Orang tua yang normal tentu saja keberatan anaknya, apalagi masih SD mengalami perlakuan kekerasan sekalipun itu dari seorang guru. Pun, alasannya hanya karena anak itu tidak tertib melakukan kegiatan menulis di kelas karena sedang ditinggal oleh guru kelas si anak. Suryani mendatangi kelas si anak tersebut dan memukul si anak sampai memar.
Kalau pukulan itu sampai memar, kemungkinan besar pukulan Suryani itu termasuk keras. Kalau tidak keras, mana mungkin memar.
Sebagai warga negara, saya mau agar proses peradilan bagi Suryani berjalan dengan adil.
Kesan yang muncul yang saya perhatikan adalah pembelaan terhadap Suryani dengan alasan utama: ada kesepakatan sampai batas-batas tertentu bahwa memukul boleh sebagai tindakan mendisiplinkan anak.
Memukul murid, seperti apapun itu bentuknya, apalagi itu dilakukan oleh seorang guru, apalagi kalau situasinya hanya seperti yang terjadi di kelas si anak polisi itu adalah tindakan yang tidak benar! Itu jelas-jelas tindakan yang salah! Itu bukan mendidik tapi mendecerai si anak, tidak hanya secara fisik tapi juga mental.
Pembelaan mungkin akan muncul dari berbagai pihak terutama orang-orang dewasa yang menganggap memukul itu diperbolehkan untuk mendisiplinkan anak. Benar begitu? Sudah melakukan penelitian langsung dan mendengarkan apa kata anak-anak? Apakah bagi anak itu sendiri, dipukul itu dimengerti sebagai tindakan mendidik bagi dirinya?

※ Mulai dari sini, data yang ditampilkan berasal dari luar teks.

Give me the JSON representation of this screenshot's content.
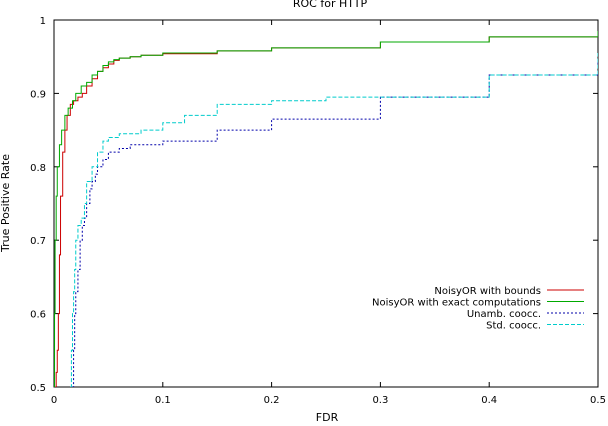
{
  "chart_data": {
    "type": "line",
    "title": "ROC for HTTP",
    "xlabel": "FDR",
    "ylabel": "True Positive Rate",
    "xlim": [
      0,
      0.5
    ],
    "ylim": [
      0.5,
      1
    ],
    "x_ticks": [
      {
        "value": 0,
        "label": "0"
      },
      {
        "value": 0.1,
        "label": "0.1"
      },
      {
        "value": 0.2,
        "label": "0.2"
      },
      {
        "value": 0.3,
        "label": "0.3"
      },
      {
        "value": 0.4,
        "label": "0.4"
      },
      {
        "value": 0.5,
        "label": "0.5"
      }
    ],
    "y_ticks": [
      {
        "value": 0.5,
        "label": "0.5"
      },
      {
        "value": 0.6,
        "label": "0.6"
      },
      {
        "value": 0.7,
        "label": "0.7"
      },
      {
        "value": 0.8,
        "label": "0.8"
      },
      {
        "value": 0.9,
        "label": "0.9"
      },
      {
        "value": 1,
        "label": "1"
      }
    ],
    "grid": false,
    "legend_position": "bottom-right",
    "series": [
      {
        "name": "NoisyOR with bounds",
        "color": "#cc0000",
        "dash": "solid",
        "x": [
          0.0,
          0.001,
          0.002,
          0.003,
          0.004,
          0.005,
          0.006,
          0.008,
          0.01,
          0.012,
          0.015,
          0.018,
          0.022,
          0.026,
          0.03,
          0.035,
          0.04,
          0.045,
          0.05,
          0.055,
          0.06,
          0.07,
          0.08,
          0.1,
          0.15,
          0.2,
          0.3,
          0.4,
          0.5
        ],
        "y": [
          0.5,
          0.5,
          0.52,
          0.55,
          0.6,
          0.68,
          0.76,
          0.82,
          0.85,
          0.87,
          0.885,
          0.89,
          0.895,
          0.9,
          0.91,
          0.92,
          0.93,
          0.935,
          0.94,
          0.945,
          0.948,
          0.95,
          0.952,
          0.954,
          0.958,
          0.962,
          0.97,
          0.977,
          0.985
        ]
      },
      {
        "name": "NoisyOR with exact computations",
        "color": "#00aa00",
        "dash": "solid",
        "x": [
          0.0,
          0.0005,
          0.001,
          0.002,
          0.003,
          0.005,
          0.007,
          0.01,
          0.013,
          0.017,
          0.02,
          0.025,
          0.03,
          0.035,
          0.04,
          0.045,
          0.05,
          0.055,
          0.06,
          0.07,
          0.08,
          0.1,
          0.15,
          0.2,
          0.3,
          0.4,
          0.5
        ],
        "y": [
          0.5,
          0.6,
          0.7,
          0.76,
          0.8,
          0.83,
          0.85,
          0.87,
          0.88,
          0.89,
          0.9,
          0.91,
          0.915,
          0.925,
          0.93,
          0.938,
          0.943,
          0.946,
          0.948,
          0.95,
          0.952,
          0.955,
          0.958,
          0.962,
          0.97,
          0.977,
          0.985
        ]
      },
      {
        "name": "Unamb. coocc.",
        "color": "#0000aa",
        "dash": "dotted",
        "x": [
          0.017,
          0.018,
          0.019,
          0.02,
          0.022,
          0.024,
          0.026,
          0.028,
          0.03,
          0.033,
          0.035,
          0.038,
          0.04,
          0.045,
          0.05,
          0.06,
          0.07,
          0.1,
          0.15,
          0.2,
          0.3,
          0.4,
          0.5
        ],
        "y": [
          0.5,
          0.55,
          0.6,
          0.63,
          0.66,
          0.7,
          0.72,
          0.73,
          0.75,
          0.77,
          0.78,
          0.79,
          0.8,
          0.81,
          0.82,
          0.825,
          0.83,
          0.835,
          0.85,
          0.865,
          0.895,
          0.925,
          0.955
        ]
      },
      {
        "name": "Std. coocc.",
        "color": "#00cccc",
        "dash": "dashed",
        "x": [
          0.015,
          0.016,
          0.017,
          0.018,
          0.019,
          0.02,
          0.022,
          0.025,
          0.028,
          0.03,
          0.035,
          0.04,
          0.045,
          0.05,
          0.06,
          0.08,
          0.1,
          0.12,
          0.15,
          0.2,
          0.25,
          0.3,
          0.4,
          0.5
        ],
        "y": [
          0.5,
          0.55,
          0.6,
          0.63,
          0.66,
          0.7,
          0.72,
          0.73,
          0.75,
          0.78,
          0.8,
          0.82,
          0.835,
          0.84,
          0.845,
          0.85,
          0.86,
          0.87,
          0.885,
          0.89,
          0.895,
          0.895,
          0.925,
          0.955
        ]
      }
    ]
  }
}
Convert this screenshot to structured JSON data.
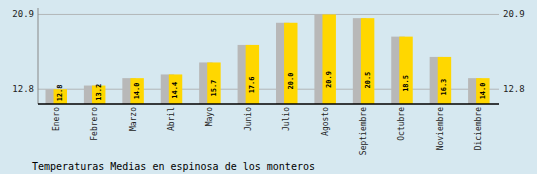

Suryani itu berlebihan dalam bertindak! Di Indonesia ini, di lingkungan sekolah, masih ada banyak Suryani-Suryani yang lain. Hanya saja, orang tua si anak yang dipukul Suryani pakai sapu itu seorang polisi yang tidak terima anaknya dipukul. Pun, secara sosial, status Suryani sebagai guru honorer membuatnya rentan. Beda kalau yang tadinya memukul itu seorang guru yang bukan honorer, punya kekayaan lebih dari guru pada umumnya, atau pasangan dari guru yang memukul itu seorang dokter atau tentara, singkatnya, kedudukan sosialnya di masyarakat termasuk di atas rata-rata. Itu bisa aman, tidak seperti Suryani yang sudah secara sosial statusnya hanya sebagai guru honorer, suami kerja serabutan, wah, rentan betul dijerat hukum begitu melakukan kesalahan.
Bagi saya, jelas apa yang dilakukannya itu salah! Memukul seorang anak di dalam kelas menggunakan gagang sapu hanya karena anak itu tidak tertib menulis.
Inilah tipe atau jenis guru yang tidak cukup terdidik! Jangan marah kalau saya bilang jenis guru macam Suryani itu jenis guru yang kurang atau belum terdidik!
Anak-anak, apalagi kalau masih SD, apa iya harus kita paksa duduk rapi dan manis menulis apalagi kalau sedang ditinggal oleh guru di kelas?
Saya, waktu sudah kuliah saja, begitu dosen keluar dari ruangan, kami yang katanya sudah mahasiswa saja ribut kok. Dalam arti, begitu dosen tidak ada di kelas, atau belum datang padahal kami sudah menunggu di kelas, kami riuh, nggak teriak, hanya ngobrol dengan teman di kiri atau kanan. Gitu saja tetapi pernah ada seorang dosen yang tiba-tiba masuk dan langsung menggedor pintu kelas kami dengan sangat keras sambil berteriak, "Diaammm!"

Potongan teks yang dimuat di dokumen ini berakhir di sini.